The Sikh contingents entering Delhi scrupulously maintained the secular and civilized principles of their religious teachings. No orgy of bloodshed was indulged in despite the number of revered Sikhs who had been brought to Delhi over the years to be barbarically put to death by successive Mughal rulers.

The
misls
contributed significantly to the Sikh vision, with its moral underpinnings. Each of them consolidated Sikh power in the Punjab by imaginatively developing their territories and providing just administration. ‘In all contemporary records, mostly in Persian,' one modern historian points out, ‘written generally by Muslims as well as by Maratha agents posted at a number of places in Northern India, there is not a single instance either in Delhi or elsewhere in which Sikhs raised a finger against women.'
29
And as we have seen, with Sikh rule now established over large parts of the Punjab, its people now experienced a sense of security and a rapid increase in prosperity to a much greater degree than over the past half-century.

Two Afghan rulers, however, were still forces to be reckoned with for the Sikhs: Abdali's son Timur Shah who succeeded him in 1772 and Timur's son Zaman Shah who succeeded him in 1793.
While Timur Shah avoided the Sikhs as far as possible, Zaman Shah during one of his invasions briefly occupied Lahore before being thrown out. But events of this period belong to the young Ranjit Singh's first years of leadership and will be described later.

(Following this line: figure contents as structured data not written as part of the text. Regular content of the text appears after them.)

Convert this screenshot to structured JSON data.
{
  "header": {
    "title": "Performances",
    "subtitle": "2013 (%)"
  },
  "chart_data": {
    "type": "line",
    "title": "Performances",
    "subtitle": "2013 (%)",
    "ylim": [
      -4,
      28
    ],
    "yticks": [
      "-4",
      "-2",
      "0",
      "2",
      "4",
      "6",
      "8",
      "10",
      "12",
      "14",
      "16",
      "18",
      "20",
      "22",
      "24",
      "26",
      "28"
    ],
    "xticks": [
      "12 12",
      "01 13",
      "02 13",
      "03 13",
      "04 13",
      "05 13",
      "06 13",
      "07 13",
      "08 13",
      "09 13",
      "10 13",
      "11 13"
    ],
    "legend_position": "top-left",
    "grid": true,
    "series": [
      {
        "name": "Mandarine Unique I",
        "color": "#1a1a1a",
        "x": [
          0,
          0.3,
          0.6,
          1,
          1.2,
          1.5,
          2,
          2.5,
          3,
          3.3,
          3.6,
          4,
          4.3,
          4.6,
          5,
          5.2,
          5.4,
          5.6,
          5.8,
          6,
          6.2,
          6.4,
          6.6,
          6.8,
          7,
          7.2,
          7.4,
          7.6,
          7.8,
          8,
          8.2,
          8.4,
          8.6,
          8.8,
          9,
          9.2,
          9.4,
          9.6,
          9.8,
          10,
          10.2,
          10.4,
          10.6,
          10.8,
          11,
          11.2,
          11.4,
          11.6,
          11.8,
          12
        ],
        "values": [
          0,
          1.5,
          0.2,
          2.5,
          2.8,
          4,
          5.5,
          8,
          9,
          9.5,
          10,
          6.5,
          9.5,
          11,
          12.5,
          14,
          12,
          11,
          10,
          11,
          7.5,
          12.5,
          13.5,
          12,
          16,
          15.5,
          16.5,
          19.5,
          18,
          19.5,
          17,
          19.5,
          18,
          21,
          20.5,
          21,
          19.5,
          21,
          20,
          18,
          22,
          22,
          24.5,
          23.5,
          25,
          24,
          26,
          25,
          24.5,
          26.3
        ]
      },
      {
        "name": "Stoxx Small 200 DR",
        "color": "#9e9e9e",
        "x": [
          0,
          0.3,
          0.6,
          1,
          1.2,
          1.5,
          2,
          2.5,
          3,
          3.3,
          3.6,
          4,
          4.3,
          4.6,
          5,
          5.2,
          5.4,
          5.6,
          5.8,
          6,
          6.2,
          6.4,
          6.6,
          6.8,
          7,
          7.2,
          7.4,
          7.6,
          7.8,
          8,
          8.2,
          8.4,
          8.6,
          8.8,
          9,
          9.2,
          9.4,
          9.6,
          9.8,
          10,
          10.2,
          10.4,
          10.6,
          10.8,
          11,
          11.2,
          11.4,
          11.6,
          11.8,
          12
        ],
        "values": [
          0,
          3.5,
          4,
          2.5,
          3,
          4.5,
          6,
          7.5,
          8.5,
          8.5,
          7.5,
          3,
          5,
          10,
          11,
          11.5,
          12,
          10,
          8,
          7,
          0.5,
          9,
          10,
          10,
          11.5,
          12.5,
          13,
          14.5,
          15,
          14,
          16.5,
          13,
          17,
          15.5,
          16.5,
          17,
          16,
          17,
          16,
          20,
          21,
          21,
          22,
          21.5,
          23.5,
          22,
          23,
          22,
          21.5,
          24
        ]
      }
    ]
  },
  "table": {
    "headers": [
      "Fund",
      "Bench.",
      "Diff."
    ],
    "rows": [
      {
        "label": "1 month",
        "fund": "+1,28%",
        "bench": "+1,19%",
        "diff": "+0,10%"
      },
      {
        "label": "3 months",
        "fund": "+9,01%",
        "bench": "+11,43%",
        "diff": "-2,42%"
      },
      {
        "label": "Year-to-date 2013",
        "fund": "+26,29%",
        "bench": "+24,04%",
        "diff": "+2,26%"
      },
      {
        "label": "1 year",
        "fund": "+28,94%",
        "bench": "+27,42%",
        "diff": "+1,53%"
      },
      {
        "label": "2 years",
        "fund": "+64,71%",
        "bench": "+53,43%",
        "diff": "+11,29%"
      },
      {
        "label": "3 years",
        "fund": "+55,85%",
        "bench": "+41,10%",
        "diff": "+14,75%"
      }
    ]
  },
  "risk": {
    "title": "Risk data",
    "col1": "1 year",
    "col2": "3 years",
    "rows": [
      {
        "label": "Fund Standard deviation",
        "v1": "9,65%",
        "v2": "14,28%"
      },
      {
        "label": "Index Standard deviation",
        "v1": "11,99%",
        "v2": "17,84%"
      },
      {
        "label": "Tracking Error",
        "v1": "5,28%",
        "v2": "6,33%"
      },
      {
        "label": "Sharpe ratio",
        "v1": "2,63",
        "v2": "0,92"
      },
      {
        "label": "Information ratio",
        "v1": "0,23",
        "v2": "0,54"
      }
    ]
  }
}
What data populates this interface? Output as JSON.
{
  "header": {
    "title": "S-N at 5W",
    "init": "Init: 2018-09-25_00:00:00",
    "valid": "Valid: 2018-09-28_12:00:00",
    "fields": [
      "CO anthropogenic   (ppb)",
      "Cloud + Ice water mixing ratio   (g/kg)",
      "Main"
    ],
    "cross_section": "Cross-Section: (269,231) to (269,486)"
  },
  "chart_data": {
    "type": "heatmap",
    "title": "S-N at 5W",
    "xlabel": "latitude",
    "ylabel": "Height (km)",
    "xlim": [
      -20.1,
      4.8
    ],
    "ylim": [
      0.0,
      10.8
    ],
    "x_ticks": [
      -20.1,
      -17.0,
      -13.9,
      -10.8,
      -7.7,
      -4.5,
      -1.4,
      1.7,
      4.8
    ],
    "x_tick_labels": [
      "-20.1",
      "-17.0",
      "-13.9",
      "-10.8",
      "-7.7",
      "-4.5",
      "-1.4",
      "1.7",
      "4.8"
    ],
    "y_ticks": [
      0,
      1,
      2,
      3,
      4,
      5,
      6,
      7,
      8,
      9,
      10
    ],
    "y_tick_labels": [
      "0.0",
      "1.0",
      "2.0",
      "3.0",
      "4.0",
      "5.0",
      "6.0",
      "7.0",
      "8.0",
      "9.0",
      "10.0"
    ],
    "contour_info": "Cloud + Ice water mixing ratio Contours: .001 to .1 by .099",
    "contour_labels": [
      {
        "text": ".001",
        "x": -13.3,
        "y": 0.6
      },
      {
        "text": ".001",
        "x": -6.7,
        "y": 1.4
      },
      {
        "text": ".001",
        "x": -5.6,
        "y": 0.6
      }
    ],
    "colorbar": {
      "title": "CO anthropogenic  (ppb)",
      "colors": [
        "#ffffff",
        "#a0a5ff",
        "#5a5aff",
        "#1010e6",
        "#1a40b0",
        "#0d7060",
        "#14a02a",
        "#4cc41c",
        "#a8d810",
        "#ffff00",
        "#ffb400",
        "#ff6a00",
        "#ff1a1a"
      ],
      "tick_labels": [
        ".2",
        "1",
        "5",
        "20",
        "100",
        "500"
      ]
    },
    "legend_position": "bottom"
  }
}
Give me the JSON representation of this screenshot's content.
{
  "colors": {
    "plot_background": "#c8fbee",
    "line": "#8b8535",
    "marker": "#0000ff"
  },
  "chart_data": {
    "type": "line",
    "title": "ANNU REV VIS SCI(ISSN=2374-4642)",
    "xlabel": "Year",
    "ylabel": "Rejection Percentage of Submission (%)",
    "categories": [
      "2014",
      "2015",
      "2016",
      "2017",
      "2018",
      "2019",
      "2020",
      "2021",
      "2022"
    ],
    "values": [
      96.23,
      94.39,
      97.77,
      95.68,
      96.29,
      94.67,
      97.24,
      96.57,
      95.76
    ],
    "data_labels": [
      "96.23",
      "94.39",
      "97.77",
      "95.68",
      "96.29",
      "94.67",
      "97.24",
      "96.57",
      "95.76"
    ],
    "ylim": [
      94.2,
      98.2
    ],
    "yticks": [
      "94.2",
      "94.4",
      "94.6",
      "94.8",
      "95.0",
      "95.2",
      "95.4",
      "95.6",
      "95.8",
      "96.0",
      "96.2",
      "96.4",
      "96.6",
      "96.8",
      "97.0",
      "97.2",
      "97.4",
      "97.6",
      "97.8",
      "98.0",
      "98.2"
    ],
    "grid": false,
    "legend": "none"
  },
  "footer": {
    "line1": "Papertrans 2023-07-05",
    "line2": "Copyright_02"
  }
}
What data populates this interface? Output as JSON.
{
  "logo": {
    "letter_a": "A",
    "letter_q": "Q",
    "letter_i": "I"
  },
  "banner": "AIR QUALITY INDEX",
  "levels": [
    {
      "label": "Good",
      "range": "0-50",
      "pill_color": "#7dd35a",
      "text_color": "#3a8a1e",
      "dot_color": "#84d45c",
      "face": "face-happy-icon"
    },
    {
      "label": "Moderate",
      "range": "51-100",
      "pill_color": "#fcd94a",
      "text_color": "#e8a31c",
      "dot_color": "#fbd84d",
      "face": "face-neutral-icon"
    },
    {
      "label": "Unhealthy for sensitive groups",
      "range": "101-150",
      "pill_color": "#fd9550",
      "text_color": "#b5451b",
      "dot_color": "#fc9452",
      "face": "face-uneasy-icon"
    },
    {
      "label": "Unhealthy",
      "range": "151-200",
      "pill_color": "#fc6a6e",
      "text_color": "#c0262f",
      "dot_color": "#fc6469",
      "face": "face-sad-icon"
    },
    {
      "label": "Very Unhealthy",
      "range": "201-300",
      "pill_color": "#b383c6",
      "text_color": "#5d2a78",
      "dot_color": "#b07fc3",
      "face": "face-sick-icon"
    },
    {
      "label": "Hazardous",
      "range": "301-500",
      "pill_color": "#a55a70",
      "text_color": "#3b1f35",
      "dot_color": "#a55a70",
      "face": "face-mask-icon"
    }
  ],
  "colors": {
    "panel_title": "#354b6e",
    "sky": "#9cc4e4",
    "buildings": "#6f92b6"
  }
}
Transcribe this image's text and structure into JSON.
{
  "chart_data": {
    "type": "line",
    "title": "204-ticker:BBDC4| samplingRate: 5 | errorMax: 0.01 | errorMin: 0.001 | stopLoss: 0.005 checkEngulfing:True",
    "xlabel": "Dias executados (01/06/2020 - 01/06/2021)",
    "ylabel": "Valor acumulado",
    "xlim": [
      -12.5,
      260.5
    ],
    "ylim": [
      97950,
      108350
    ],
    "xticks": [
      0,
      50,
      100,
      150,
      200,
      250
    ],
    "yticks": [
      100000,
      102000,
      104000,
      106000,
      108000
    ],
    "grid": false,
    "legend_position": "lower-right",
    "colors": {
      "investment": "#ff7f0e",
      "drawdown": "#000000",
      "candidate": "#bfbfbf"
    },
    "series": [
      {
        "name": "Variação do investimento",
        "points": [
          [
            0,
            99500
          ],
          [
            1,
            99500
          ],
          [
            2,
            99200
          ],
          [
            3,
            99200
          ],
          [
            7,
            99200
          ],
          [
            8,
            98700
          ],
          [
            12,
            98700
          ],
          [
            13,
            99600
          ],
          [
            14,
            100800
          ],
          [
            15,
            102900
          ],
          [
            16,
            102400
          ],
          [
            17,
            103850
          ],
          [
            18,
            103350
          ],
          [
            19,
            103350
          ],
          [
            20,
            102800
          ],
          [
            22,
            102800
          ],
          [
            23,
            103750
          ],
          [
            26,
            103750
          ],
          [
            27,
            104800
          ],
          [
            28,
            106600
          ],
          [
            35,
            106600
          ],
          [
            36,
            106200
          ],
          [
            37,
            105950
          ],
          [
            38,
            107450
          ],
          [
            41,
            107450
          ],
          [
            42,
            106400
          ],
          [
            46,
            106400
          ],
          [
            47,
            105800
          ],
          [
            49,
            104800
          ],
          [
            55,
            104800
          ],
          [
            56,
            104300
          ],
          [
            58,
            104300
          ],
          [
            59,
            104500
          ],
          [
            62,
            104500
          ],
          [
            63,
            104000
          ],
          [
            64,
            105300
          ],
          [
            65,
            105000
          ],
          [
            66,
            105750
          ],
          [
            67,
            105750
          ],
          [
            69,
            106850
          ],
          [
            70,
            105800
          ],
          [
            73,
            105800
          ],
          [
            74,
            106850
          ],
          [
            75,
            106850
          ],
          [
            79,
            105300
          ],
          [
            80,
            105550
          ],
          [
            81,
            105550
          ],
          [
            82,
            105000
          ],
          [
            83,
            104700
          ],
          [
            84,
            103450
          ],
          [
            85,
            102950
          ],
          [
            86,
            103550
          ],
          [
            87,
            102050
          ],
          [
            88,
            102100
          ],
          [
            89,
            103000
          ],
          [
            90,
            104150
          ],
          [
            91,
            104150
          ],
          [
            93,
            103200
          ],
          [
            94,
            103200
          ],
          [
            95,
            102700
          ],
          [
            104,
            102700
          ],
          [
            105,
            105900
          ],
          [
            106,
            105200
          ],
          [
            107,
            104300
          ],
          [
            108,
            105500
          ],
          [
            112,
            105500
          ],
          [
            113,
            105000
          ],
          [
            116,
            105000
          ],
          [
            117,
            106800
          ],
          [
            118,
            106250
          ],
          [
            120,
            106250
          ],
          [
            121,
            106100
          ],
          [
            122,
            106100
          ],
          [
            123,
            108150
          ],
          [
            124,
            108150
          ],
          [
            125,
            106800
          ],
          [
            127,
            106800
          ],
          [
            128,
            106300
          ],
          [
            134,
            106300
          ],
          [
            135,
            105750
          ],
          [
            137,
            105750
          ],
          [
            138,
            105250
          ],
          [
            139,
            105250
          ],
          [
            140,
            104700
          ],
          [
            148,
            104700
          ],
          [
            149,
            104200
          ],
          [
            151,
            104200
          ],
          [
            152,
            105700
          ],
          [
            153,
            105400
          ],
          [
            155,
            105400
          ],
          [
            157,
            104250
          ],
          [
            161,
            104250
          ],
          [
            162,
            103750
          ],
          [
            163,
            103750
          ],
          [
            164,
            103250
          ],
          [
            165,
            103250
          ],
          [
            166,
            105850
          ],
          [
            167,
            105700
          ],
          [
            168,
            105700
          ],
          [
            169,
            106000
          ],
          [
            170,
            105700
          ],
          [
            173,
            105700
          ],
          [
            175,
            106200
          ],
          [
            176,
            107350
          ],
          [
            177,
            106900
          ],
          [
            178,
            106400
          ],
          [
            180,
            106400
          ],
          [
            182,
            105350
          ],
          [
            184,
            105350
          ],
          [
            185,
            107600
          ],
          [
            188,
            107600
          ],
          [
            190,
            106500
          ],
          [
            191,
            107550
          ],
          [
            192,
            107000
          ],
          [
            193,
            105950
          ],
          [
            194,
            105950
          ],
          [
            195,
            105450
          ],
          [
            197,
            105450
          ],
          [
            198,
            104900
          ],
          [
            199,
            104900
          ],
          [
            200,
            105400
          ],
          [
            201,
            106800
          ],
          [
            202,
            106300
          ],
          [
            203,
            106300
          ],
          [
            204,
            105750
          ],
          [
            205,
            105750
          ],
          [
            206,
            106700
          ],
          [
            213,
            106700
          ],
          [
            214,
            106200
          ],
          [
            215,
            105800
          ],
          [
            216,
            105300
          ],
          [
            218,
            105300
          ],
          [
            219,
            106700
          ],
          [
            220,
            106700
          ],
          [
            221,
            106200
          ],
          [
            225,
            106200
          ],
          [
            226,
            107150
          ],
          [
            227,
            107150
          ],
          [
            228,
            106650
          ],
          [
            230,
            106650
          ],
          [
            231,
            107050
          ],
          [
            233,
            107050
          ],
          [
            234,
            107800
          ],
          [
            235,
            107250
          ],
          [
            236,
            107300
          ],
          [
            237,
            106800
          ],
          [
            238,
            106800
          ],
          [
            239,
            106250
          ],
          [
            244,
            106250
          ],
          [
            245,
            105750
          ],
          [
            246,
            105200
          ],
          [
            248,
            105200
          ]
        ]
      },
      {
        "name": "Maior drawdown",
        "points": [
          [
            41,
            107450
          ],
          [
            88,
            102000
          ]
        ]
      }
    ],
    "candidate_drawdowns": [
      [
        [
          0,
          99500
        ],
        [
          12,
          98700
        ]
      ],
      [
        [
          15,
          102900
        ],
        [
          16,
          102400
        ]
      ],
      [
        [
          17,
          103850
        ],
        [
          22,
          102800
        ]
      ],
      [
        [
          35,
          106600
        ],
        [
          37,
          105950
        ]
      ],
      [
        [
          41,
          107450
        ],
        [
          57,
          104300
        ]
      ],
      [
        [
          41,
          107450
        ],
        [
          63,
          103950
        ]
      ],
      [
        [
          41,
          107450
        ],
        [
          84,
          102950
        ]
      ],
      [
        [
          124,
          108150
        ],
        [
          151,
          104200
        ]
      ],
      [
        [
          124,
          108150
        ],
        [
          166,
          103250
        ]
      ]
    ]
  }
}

The eighteenth century was a costly one for the Sikhs. It has been estimated that Guru Gobind Singh, in his battles with the Mughals, lost about 5,000 men and Banda Singh at least 25,000; that after Banda Singh's execution Abdus Samad Khan, governor of Punjab (1713-26), killed not less than 20,000 Sikhs and his son and successor Zakariya Khan (1726-45) an equal number; that Yahiya Khan (1746-7) accounted for some 10,000 Sikhs in a single campaign after the
chhota ghalughara,
the first disaster; and that his brother-in-law Muin-ul-Mulk, indulging his sadistic instincts between 1748 and 1753 as governor of Punjab by putting a price on Sikh heads, dispatched more than 30,000. Adeena Beg Khan, a Punjabi Arain, put to death at least 5,000 Sikhs in 1758; Ahmad Shah Abdali and his Afghan governors killed around 60,000 between 1753 and 1767; Abdali's deputy Najib-ud-Daulah, also an Afghan, slew nearly 20,000. ‘Petty officials and the public' may have killed 4,000.
30

To this total of around 200,000 Sikhs killed over the first seventy years of the eighteenth century must be added the casualties of the clashes with Timur Shah and Zaman Shah.